La Banque africaine de développement (BAD) vient de publier le rapport d’achèvement de son étude de faisabilité sur le projet de ligne ferroviaire transmaghrébine reliant Casablanca, Alger et Tunis.
A rappeler que ledit chantier est estimé à 3,8 milliards de dollars. Sauf qu’aucun financement, ni calendrier de travaux n’ont été annoncés. Autrement dit, le projet reste bloqué au stade préparatoire, otage de la rupture diplomatique entre le Maroc et l’Algérie.
Mis en ligne le 26 juin 2026, le document clôt une étude préparatoire, dans la base africaine des infrastructures de l’AUDA-NEPAD, portant sur la faisabilité technique, économique, environnementale, sociale et institutionnelle du corridor. Il ne s’agit en aucun cas d’un déblocage de fonds : la BAD confirme seulement la fin des travaux d’expertise et remet à disposition des scénarios de gouvernance, de financement et d’exploitation de la ligne.
On l’aura compris, l’obstacle est avant tout politique. La ligne devrait traverser la frontière terrestre entre le Maroc et l’Algérie, fermée depuis 1994, dans un contexte où Alger a rompu ses relations diplomatiques avec Rabat en 2021. Les récentes ouvertures ponctuelles du poste de Zouj Bghal n’ont concerné que des opérations de rapatriement, loin d’une réouverture durable de la frontière.

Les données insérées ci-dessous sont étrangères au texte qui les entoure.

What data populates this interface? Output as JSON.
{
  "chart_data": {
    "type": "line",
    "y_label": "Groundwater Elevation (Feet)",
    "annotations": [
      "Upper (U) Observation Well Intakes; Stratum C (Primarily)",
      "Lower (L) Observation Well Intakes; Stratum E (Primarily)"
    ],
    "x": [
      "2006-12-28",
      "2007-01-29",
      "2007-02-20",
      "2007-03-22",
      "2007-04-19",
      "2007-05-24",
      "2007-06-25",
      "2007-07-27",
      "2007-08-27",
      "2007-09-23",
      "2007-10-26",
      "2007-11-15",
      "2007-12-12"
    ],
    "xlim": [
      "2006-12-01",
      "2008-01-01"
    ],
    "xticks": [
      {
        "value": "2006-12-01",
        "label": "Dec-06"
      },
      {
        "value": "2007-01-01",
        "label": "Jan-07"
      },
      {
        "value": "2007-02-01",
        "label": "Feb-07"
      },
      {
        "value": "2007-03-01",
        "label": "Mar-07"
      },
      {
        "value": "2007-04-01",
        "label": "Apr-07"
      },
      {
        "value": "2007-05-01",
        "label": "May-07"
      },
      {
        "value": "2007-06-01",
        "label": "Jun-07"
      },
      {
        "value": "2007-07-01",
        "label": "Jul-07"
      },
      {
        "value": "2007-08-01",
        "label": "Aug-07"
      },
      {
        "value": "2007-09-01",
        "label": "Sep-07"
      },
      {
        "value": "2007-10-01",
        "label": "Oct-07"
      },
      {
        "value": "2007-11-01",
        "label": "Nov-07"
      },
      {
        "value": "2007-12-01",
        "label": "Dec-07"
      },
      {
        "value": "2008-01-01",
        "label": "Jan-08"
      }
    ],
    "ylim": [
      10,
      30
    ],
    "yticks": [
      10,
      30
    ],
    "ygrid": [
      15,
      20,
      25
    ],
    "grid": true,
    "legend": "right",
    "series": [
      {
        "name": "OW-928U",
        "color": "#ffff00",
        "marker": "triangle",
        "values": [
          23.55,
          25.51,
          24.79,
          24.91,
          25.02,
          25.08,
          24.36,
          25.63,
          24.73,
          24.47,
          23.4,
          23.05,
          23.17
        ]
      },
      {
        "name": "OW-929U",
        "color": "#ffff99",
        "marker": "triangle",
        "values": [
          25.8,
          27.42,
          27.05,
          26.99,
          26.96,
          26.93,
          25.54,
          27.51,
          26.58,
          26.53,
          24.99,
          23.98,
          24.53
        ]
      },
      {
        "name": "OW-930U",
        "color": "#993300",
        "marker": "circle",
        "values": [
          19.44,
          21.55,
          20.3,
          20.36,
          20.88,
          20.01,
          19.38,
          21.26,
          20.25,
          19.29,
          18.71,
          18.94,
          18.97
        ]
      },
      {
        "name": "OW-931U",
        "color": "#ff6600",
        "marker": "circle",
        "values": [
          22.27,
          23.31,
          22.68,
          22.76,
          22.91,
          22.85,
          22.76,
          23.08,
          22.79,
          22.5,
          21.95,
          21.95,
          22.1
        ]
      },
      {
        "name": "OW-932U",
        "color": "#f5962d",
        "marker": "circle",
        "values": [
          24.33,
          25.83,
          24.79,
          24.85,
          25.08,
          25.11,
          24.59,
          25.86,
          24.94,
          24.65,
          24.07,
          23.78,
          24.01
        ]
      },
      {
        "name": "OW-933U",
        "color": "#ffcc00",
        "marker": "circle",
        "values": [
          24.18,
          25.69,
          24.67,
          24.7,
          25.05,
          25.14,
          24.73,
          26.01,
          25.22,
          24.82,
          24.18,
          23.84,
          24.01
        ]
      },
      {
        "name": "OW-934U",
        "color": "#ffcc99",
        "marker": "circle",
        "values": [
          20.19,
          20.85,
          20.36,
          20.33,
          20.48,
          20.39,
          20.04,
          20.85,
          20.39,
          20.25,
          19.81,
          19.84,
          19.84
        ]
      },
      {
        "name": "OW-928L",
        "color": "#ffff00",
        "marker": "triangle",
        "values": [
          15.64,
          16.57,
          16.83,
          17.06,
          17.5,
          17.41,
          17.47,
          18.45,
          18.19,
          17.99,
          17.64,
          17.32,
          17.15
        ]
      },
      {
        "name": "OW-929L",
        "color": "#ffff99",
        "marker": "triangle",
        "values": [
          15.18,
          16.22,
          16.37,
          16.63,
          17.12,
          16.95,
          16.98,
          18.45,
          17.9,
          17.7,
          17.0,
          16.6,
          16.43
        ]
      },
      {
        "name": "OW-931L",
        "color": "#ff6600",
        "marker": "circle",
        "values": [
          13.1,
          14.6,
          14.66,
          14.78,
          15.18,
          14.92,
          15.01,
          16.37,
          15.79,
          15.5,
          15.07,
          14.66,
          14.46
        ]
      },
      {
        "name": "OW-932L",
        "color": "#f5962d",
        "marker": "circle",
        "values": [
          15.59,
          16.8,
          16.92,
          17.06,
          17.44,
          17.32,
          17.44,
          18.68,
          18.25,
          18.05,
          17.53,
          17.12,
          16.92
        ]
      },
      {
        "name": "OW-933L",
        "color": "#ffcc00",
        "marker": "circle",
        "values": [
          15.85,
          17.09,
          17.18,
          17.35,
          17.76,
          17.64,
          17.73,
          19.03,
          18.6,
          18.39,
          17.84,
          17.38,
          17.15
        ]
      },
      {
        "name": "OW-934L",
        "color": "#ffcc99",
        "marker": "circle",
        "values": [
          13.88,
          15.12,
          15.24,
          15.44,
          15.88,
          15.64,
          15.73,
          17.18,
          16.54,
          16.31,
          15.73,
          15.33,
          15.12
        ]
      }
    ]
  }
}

Un tracé de 2 300 kilomètres
Sur le plan technique, l’étude a examiné plusieurs tronçons : la modernisation de la ligne Fès-Oujda, la réhabilitation du segment frontalier Oujda-Akid Abbas, la création d’une nouvelle liaison Annaba-Jendouba, ainsi que la modernisation de l’axe Jendouba-Jedeida, près de Tunis. Au total, la ligne s’étendrait sur environ 2 300 kilomètres, avec remise à niveau ou doublement de certains tronçons, électrification en 2 × 25 kV et installation de la signalisation européenne ERTMS de niveau 2.
Le montant de 3,8 milliards de dollars correspond à l’estimation de 2019. Le programme continental PIDA, piloté par l’Union africaine et l’AUDA-NEPAD, évalue désormais le coût à environ 4 milliards de dollars.
En publiant ce rapport, la BAD ne relance donc pas les travaux, mais remet sur la table un projet régional dont la réalisation dépendra moins des ingénieurs que d’un rapprochement diplomatique entre Rabat et Alger.